In some organisations, holding a senior leader accountable can feel like a career-limiting move for HR professionals. This creates a dangerous conflict of interest, where silence is rewarded and intervention is punished.

The result is a cycle where toxic behaviour is managed rather than addressed. Employees are coached on resilience instead of leaders being coached on conduct. Transfers are offered instead of consequences.

HR is left cleaning up the damage while the root cause remains intact. High turnover, disengagement, reputational damage, and legal risk are absorbed quietly by the organisation, while individual leaders continue to advance.

Breaking this cycle requires a shift in how accountability is designed. Leadership behaviour must be measured with the same seriousness as financial performance. Accountability must be structural, not personal. Culture cannot rely on HR being brave in private conversations.

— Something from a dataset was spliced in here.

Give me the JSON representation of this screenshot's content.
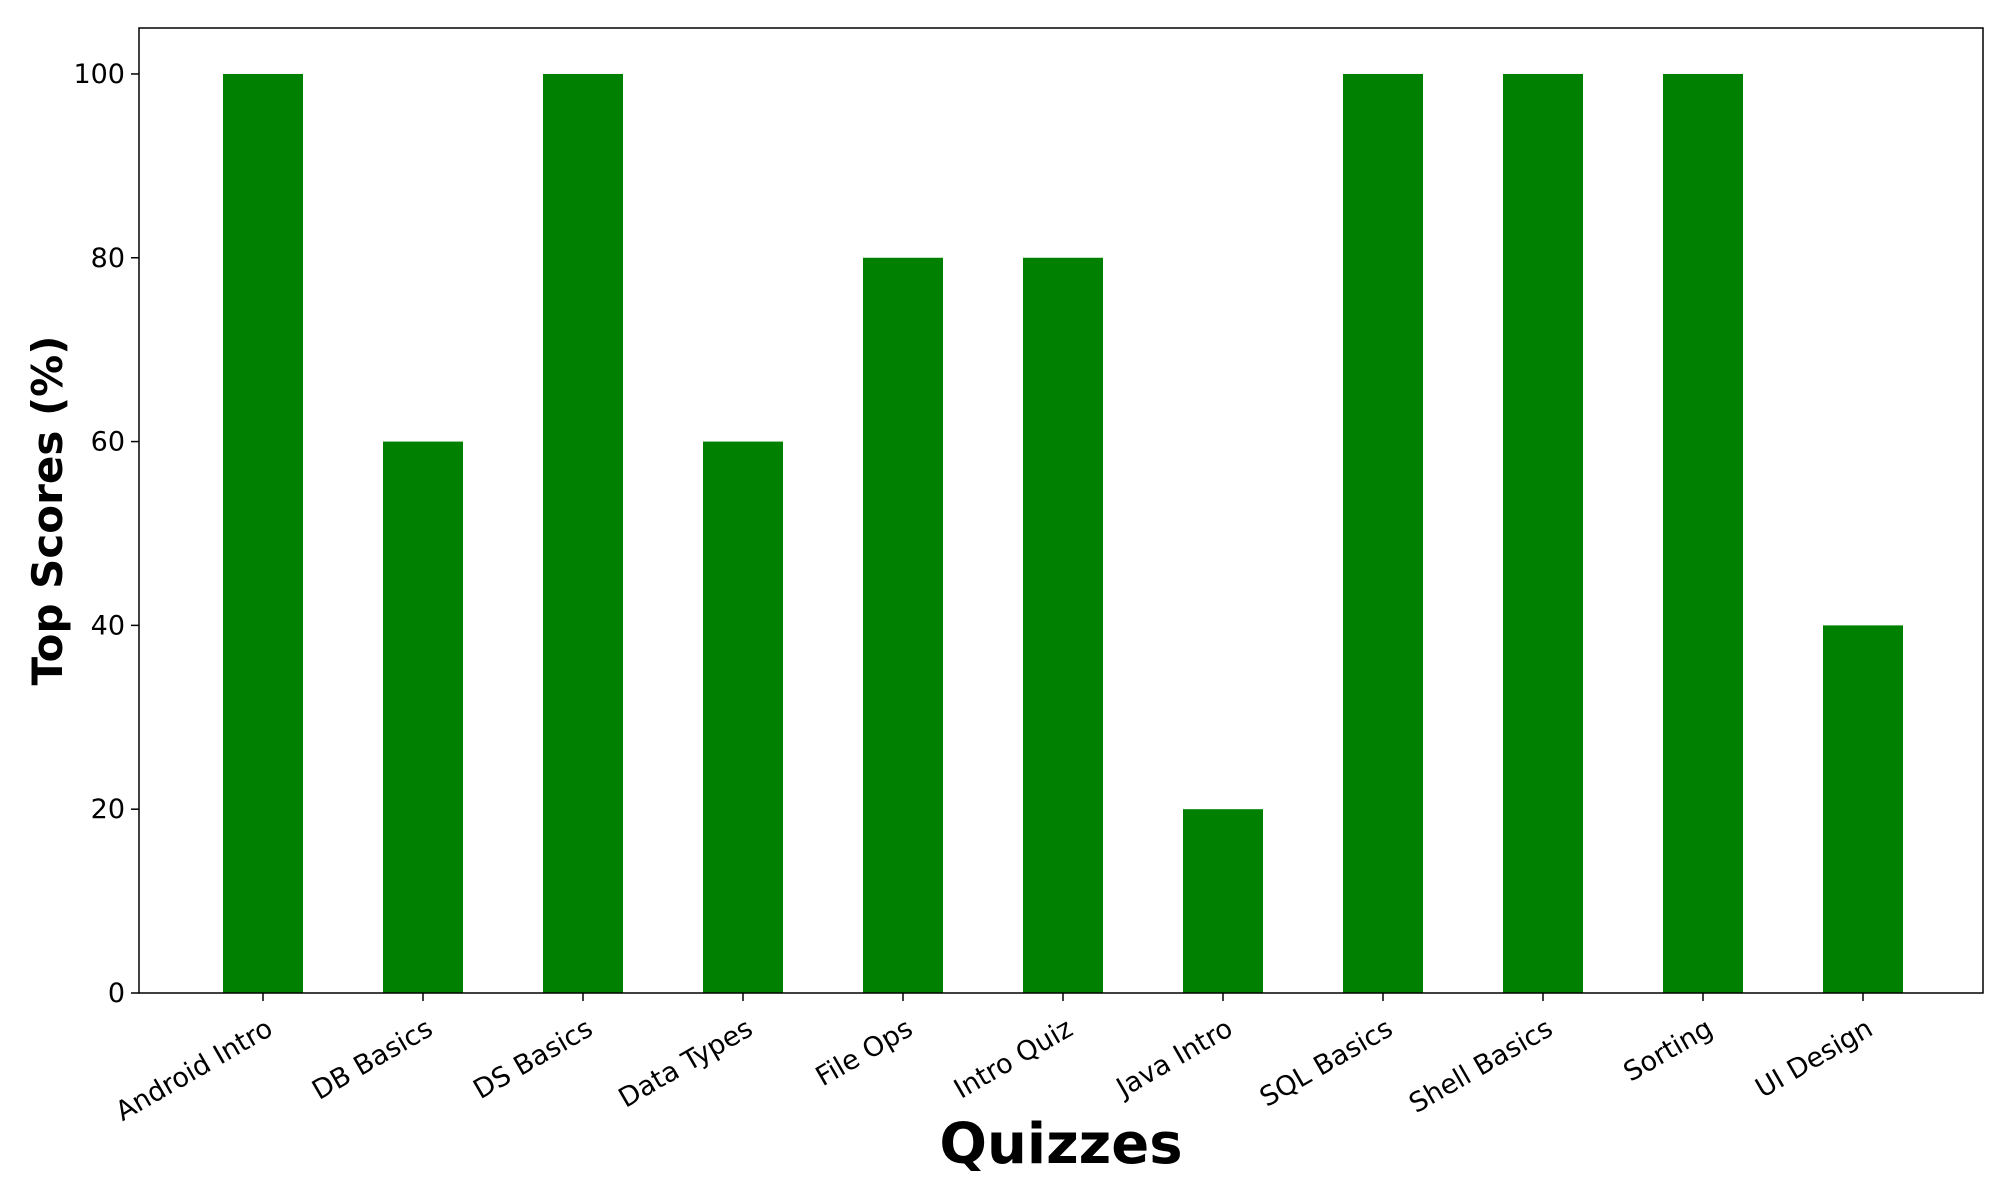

Expectations must be baked into leadership scorecards, performance reviews, and incentive structures. If people leadership is measured, visible, and tied to consequences, behaviour changes.

The second step is shifting from opinions to evidence. Toxicity becomes easier to dismiss when it sounds emotional or anecdotal. It becomes harder to ignore when it shows up in data.

Patterns of turnover, absenteeism, engagement scores, and grievance reports can no longer be dismissed as soft issues. When linked to financial and operational outcomes, they become business risks that boards and executives cannot ignore.

Thirdly, HR needs allies beyond management. HR cannot be the sole referee in cases involving powerful leaders. Independent reporting channels, ethics committees, employee councils and board-level oversight provide the structural backing HR needs to act with credibility and fairness. Without this, accountability becomes selective and trust erodes.

Transparency also matters. While confidentiality is necessary, opacity is not. Employees pay close attention to whether leaders are held to the same standards they enforce.

HR often tries to protect the organisation from discomfort by handling issues quietly. But silence can look like complicity. Clear processes for investigations, consequences, and follow through build trust, even when outcomes are unpopular.

The writer is a senior HR consultant and founder of Jobonics HR.